HKS Authors

See citation below for complete author information.

Daniel Paul Professor of the Practice of Government and Technology, HKS and FAS

Abstract

The vast majority of social science research uses small (megabyte- or gigabyte-scale) datasets. These fixed- scale datasets are commonly downloaded to the researcher's computer where the analysis is performed. The data can be shared, archived, and cited with well-established technologies, such as the Dataverse Project, to support the published results. The trend toward big data-including large-scale streaming data-is starting to transform research and has the potential to impact policymaking as well as our understanding of the social, economic, and political problems that affect human societies. However, big data research poses new challenges to the execution of the analysis, archiving and reuse of the data, and reproduction of the results. Downloading these datasets to a researcher's computer is impractical, leading to analyses taking place in the cloud, and requiring unusual expertise, collaboration, and tool development.
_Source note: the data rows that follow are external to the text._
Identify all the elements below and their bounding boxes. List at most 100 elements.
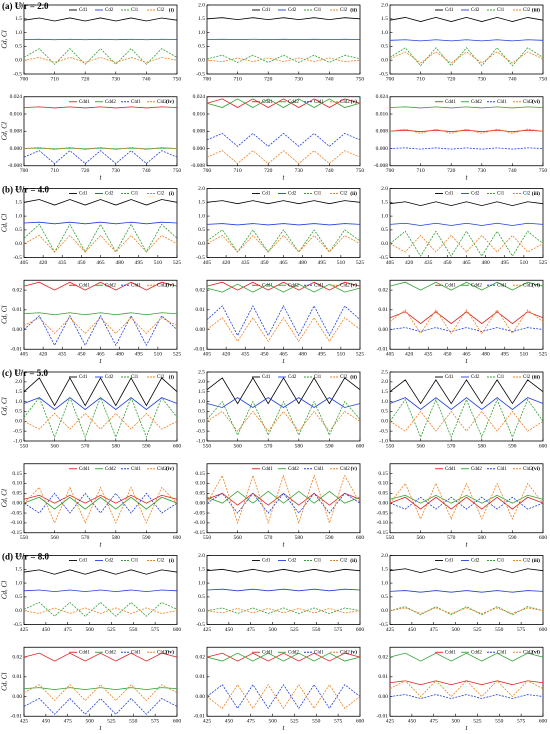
x-axis-label: t (100, 540, 103, 548)
series-line (23, 150, 178, 165)
x-tick-label: 480 (299, 352, 308, 358)
x-tick-label: 600 (173, 719, 182, 725)
y-tick-label: -1.0 (13, 438, 22, 444)
y-tick-label: -0.008 (8, 163, 22, 169)
x-tick-label: 525 (539, 260, 548, 266)
x-tick-label: 750 (539, 76, 548, 82)
y-tick-label: -1.0 (379, 438, 388, 444)
x-tick-label: 450 (443, 260, 452, 266)
y-tick-label: 0.00 (378, 500, 388, 506)
legend-label: Cld2 (157, 100, 167, 105)
series-line (206, 377, 361, 405)
legend-label: Cd1 (445, 375, 454, 380)
x-tick-label: 720 (81, 168, 90, 174)
x-axis-label: t (100, 173, 103, 181)
y-tick-label: 1.5 (15, 567, 22, 573)
x-tick-label: 700 (20, 76, 29, 82)
y-tick-label: 1.0 (381, 213, 388, 219)
series-line (389, 47, 544, 67)
series-line (206, 683, 361, 710)
legend-label: Cd1 (262, 8, 271, 13)
legend-label: Cd2 (105, 559, 114, 564)
legend-label: Cd2 (471, 375, 480, 380)
legend-label: Cdd2 (471, 467, 482, 472)
x-tick-label: 710 (233, 76, 242, 82)
x-tick-label: 475 (430, 719, 439, 725)
x-tick-label: 590 (142, 535, 151, 541)
x-tick-label: 465 (462, 260, 471, 266)
x-tick-label: 720 (447, 76, 456, 82)
legend-label: Cdd1 (262, 650, 273, 655)
y-tick-label: 0.0 (198, 419, 205, 425)
y-tick-label: 0.00 (12, 500, 22, 506)
panel-label: (iv) (166, 282, 174, 289)
legend-label: Cld1 (314, 650, 324, 655)
series-line (23, 412, 178, 430)
legend-label: Cdd2 (105, 467, 116, 472)
y-tick-label: -0.5 (13, 428, 22, 434)
x-tick-label: 500 (268, 719, 277, 725)
legend-label: Cld2 (523, 650, 533, 655)
x-tick-label: 740 (508, 76, 517, 82)
y-tick-label: -0.5 (196, 255, 205, 261)
legend-label: Cdd2 (288, 650, 299, 655)
series-line (23, 396, 178, 439)
y-tick-label: 1.0 (198, 213, 205, 219)
x-tick-label: 450 (42, 627, 51, 633)
legend-label: Cl1 (314, 8, 322, 13)
plot-frame (206, 646, 361, 717)
y-tick-label: 0.01 (195, 307, 205, 313)
series-line (206, 608, 361, 614)
series-line (389, 311, 544, 325)
plot-frame (389, 4, 544, 75)
x-tick-label: 500 (451, 627, 460, 633)
y-tick-label: 0.00 (195, 500, 205, 506)
y-tick-label: 0.05 (378, 491, 388, 497)
y-tick-label: 0.01 (195, 674, 205, 680)
series-line (23, 697, 178, 715)
series-line (206, 229, 361, 253)
x-tick-label: 435 (241, 352, 250, 358)
x-tick-label: 600 (539, 627, 548, 633)
y-tick-label: 0.5 (381, 409, 388, 415)
series-line (23, 221, 178, 225)
series-line (23, 684, 178, 702)
series-line (389, 652, 544, 662)
x-tick-label: 580 (112, 443, 121, 449)
x-tick-label: 590 (508, 535, 517, 541)
series-line (206, 305, 361, 337)
x-tick-label: 700 (203, 168, 212, 174)
x-tick-label: 710 (50, 76, 59, 82)
legend-label: Cl2 (523, 192, 531, 197)
series-line (23, 492, 178, 514)
series-line (389, 230, 544, 257)
x-tick-label: 550 (129, 627, 138, 633)
x-tick-label: 525 (173, 352, 182, 358)
legend-label: Cdd2 (471, 100, 482, 105)
x-tick-label: 510 (154, 352, 163, 358)
legend-label: Cld1 (131, 650, 141, 655)
x-tick-label: 575 (151, 627, 160, 633)
y-tick-label: 0.00 (12, 694, 22, 700)
legend-label: Cl2 (157, 8, 165, 13)
legend-label: Cd1 (79, 375, 88, 380)
y-tick-label: 0.0 (198, 57, 205, 63)
legend-label: Cld2 (157, 650, 167, 655)
y-tick-label: 0.5 (198, 227, 205, 233)
legend-label: Cdd1 (445, 100, 456, 105)
legend-label: Cdd2 (288, 467, 299, 472)
x-tick-label: 600 (539, 535, 548, 541)
series-line (389, 410, 544, 432)
series-line (389, 234, 544, 253)
y-tick-label: 2.0 (15, 379, 22, 385)
series-line (23, 314, 178, 347)
x-tick-label: 730 (112, 76, 121, 82)
panel-label: (iv) (166, 649, 174, 656)
series-line (23, 589, 178, 593)
x-tick-label: 550 (203, 535, 212, 541)
x-tick-label: 420 (405, 260, 414, 266)
y-tick-label: 1.0 (198, 30, 205, 36)
y-tick-label: 0.02 (378, 287, 388, 293)
plot-frame (206, 371, 361, 442)
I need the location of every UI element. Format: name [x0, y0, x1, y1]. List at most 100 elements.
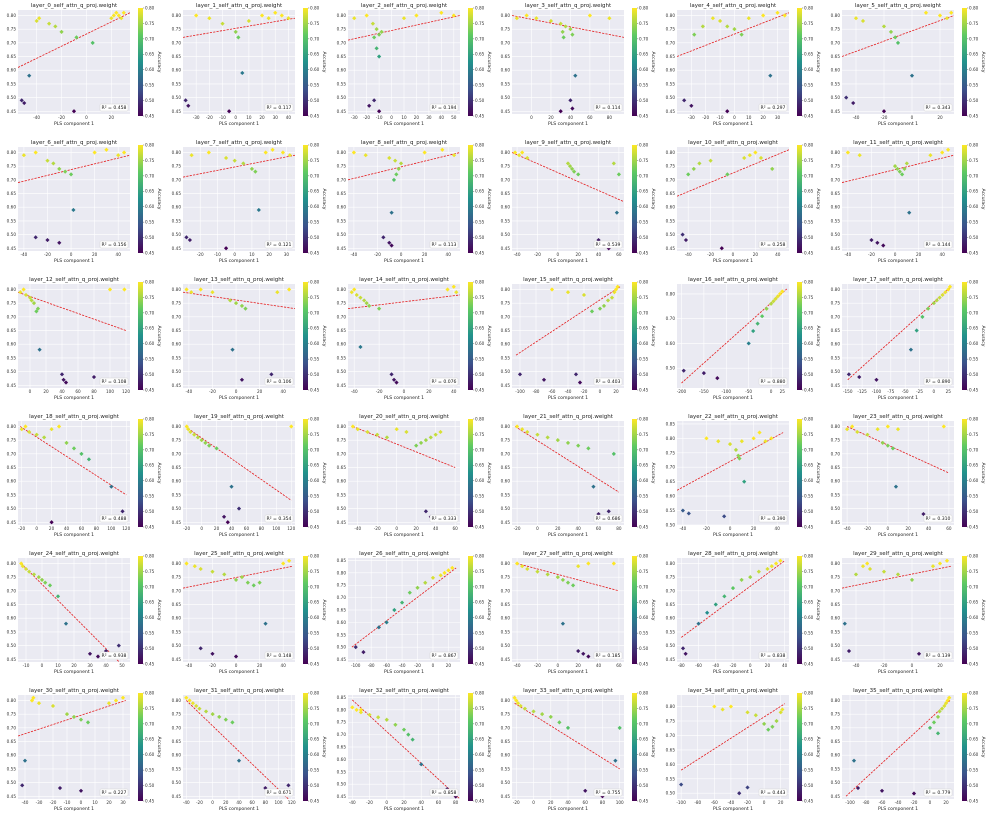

The increased amount of information in these large datasets is an advantage, but at the same time it poses an increased risk of revealing personally identifiable sensitive information. In this article, we discuss solutions to these new challenges so that the social sciences can realize the potential of big data.

Citation

Crosas, Mercè, Gary King, James Honaker, and Latanya Sweeney. "Automating Open Science for Big Data." The ANNALS of the American Academy of Political and Social Science 659 (May 2015).